Improving the detection of thermal insulation in buildings –which
includes the development of models for heating and ventilation processes and
fabric gain - could significantly increase building energy efficiency and substantially contribute to reductions in energy consumption and in the carbon
footprints of domestic heating systems. Thermal insulation standards are now
contractual obligations in new buildings, although poor energy efficiency is often a defining characteristic of buildings built before the introduction of those
standards. Lighting, occupancy, set point temperature profiles, air conditioning
and ventilation services all increase the complexity of measuring insulation
efficiency. The identification of thermal insulation failure can help to reduce
energy consumption in heating systems. Conventional methods can be greatly
improved through the application of hybridized machine learning techniques to
detect thermal insulation failures when a building is in operation.

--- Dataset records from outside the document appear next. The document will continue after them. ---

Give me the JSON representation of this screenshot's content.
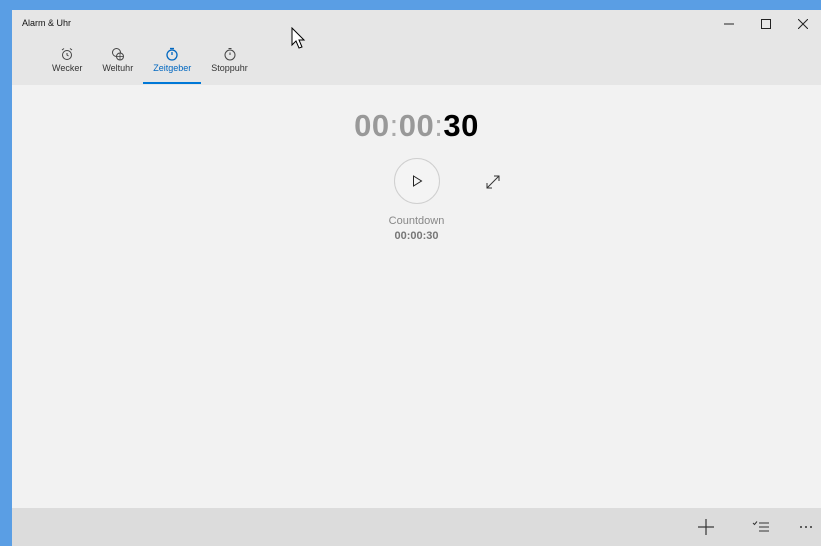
{
  "app": {
    "title": "Alarm & Uhr"
  },
  "tabs": [
    {
      "label": "Wecker",
      "icon": "alarm-clock-icon",
      "active": false
    },
    {
      "label": "Weltuhr",
      "icon": "world-clock-icon",
      "active": false
    },
    {
      "label": "Zeitgeber",
      "icon": "timer-icon",
      "active": true
    },
    {
      "label": "Stoppuhr",
      "icon": "stopwatch-icon",
      "active": false
    }
  ],
  "timer": {
    "hours": "00",
    "minutes": "00",
    "seconds": "30",
    "name": "Countdown",
    "duration": "00:00:30"
  },
  "colors": {
    "accent": "#0078d7",
    "desktop": "#5a9ee4",
    "background": "#f2f2f2",
    "header": "#e6e6e6",
    "bottom_bar": "#dcdcdc"
  }
}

A three-step
procedure is proposed in this paper that begins by considering the local building
and heating system regulations as well as the specific features of the climate
zone. Firstly, the dynamic thermal performance of different variables is specifically modelled, for each building type and climate zone. Secondly, Cooperative
Maximum-Likelihood Hebbian Learning is used to extract the relevant features.
Finally, neural projections and identification techniques are applied, in order to
detect fluctuations in room temperatures and, in consequence, thermal insulation failures. The reliability of the proposed method is validated in three winter
zone C cities in Spain. Although a great deal of further research remains to be
done in this field, the proposed system is expected to outperform conventional
methods described in Spanish building codes that are used to calculate energetic
profiles in domestic and residential buildings.